George W. Bush’s EPA Head: Trump’s ‘Disdain’ For Science Is Dangerous
George W. Bush’s head of the Environmental Protection Agency has criticized President-elect Donald Trump for his approach to environmental policy. Christine Todd Whitman, who is a Republican, said Trump’s attitude to science was worrying.
“I find it very worrisome that there seems to be a disdain for the science on protecting the environment,” Whitman told the BBC. “I worry terribly for the future of my family and families round the world because Mother Nature has never observed geopolitical boundaries and what one country does really does affect another country.”

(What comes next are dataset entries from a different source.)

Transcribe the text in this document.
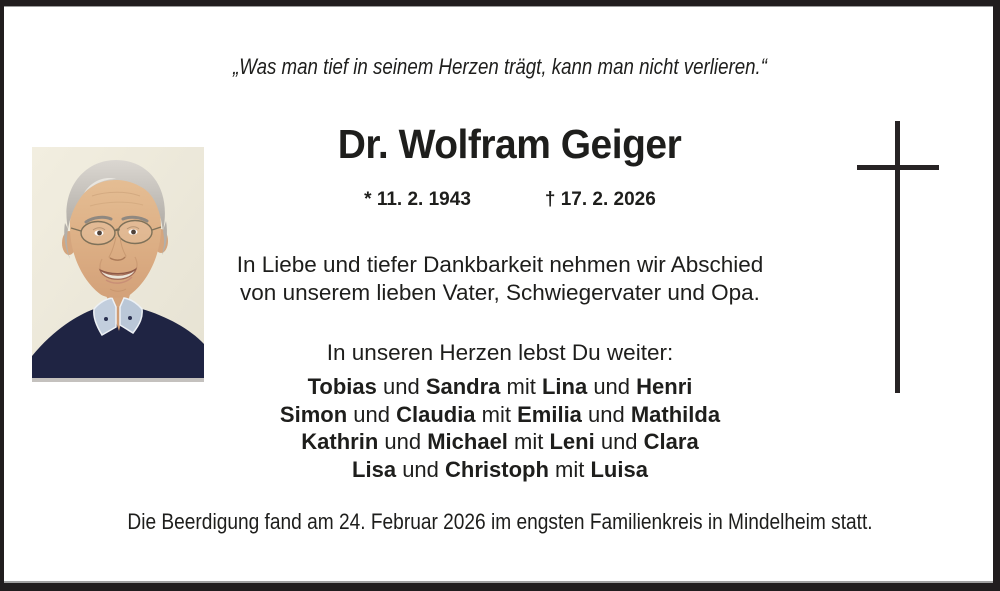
„Was man tief in seinem Herzen trägt, kann man nicht verlieren.“
Dr. Wolfram Geiger
* 11. 2. 1943	† 17. 2. 2026
In Liebe und tiefer Dankbarkeit nehmen wir Abschied
von unserem lieben Vater, Schwiegervater und Opa.
In unseren Herzen lebst Du weiter:
Tobias und Sandra mit Lina und Henri
Simon und Claudia mit Emilia und Mathilda
Kathrin und Michael mit Leni und Clara
Lisa und Christoph mit Luisa
Die Beerdigung fand am 24. Februar 2026 im engsten Familienkreis in Mindelheim statt.
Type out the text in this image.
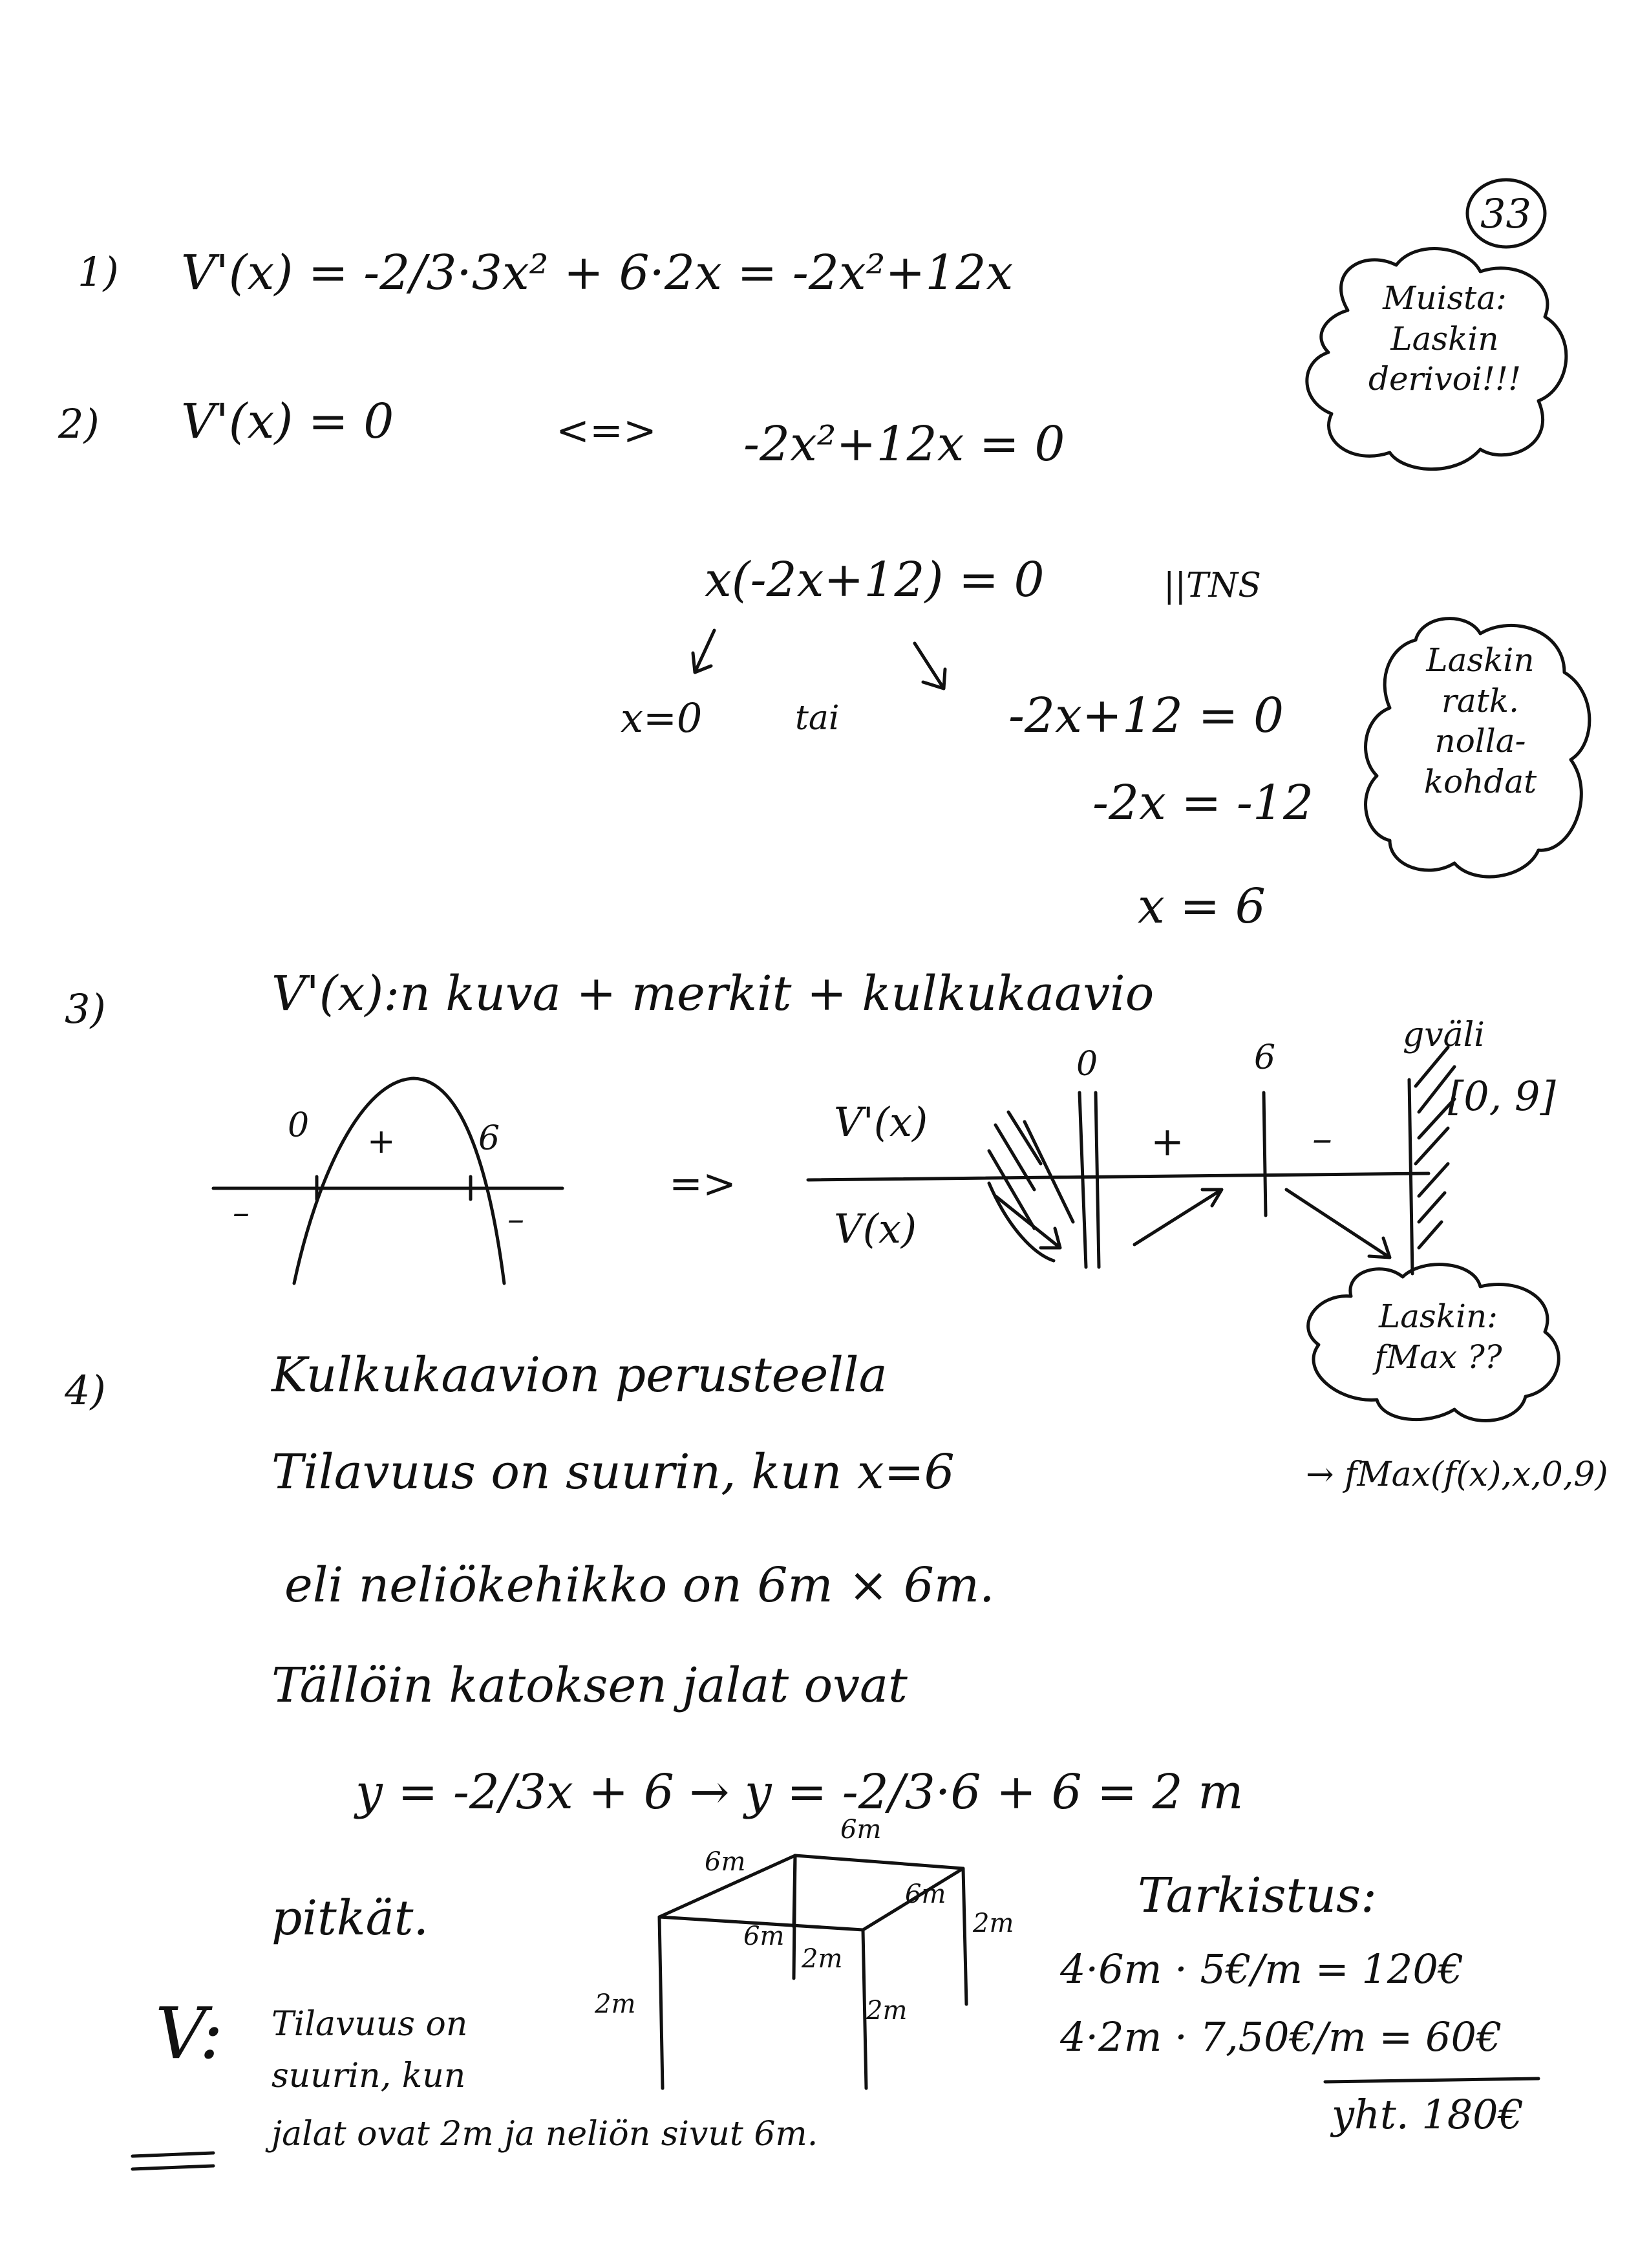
33
1) V'(x) = -2/3·3x² + 6·2x = -2x²+12x
2) V'(x) = 0	<=> -2x²+12x = 0
x(-2x+12) = 0	||TNS
x=0	tai	-2x+12 = 0
-2x = -12
x = 6
Muista:
Laskin
derivoi!!!
Laskin
ratk.
nolla-
kohdat
3)	V'(x):n kuva + merkit + kulkukaavio
0	6
+
–	–
=>
V'(x)
V(x)
0	6
+	–
gväli
[0, 9]
Laskin:
fMax ??
4)	Kulkukaavion perusteella
Tilavuus on suurin, kun x=6	→ fMax(f(x),x,0,9)
eli neliökehikko on 6m × 6m.
Tällöin katoksen jalat ovat
y = -2/3x + 6 → y = -2/3·6 + 6 = 2 m
pitkät.
6m
6m
6m
6m
2m
2m
2m	2m
Tarkistus:
4·6m · 5€/m = 120€
4·2m · 7,50€/m = 60€
yht. 180€
V: Tilavuus on
suurin, kun
jalat ovat 2m ja neliön sivut 6m.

Trump has claimed that global warming is a Chinese hoax designed to harm American industry, though he later denied he had ever said it. Trump has also proposed cabinet members who deny the existence of man-made climate change.
“To walk away from something where you have 97 per cent of scientists saying this is occurring and people have an impact on it,” Whitman said. “t’s gotten to the point where we’ve got to try to slow it down if we’re going to survive it.”
Whitman suggested that Republicans should be interested in conserving the environment as a conservative principle, echoing President Theodore Roosevelt.
“Conservation is inherently conservative. I hope to be proven wrong by Mr Trump but you have so many multi-millionaires from the oil industry in his cabinet.”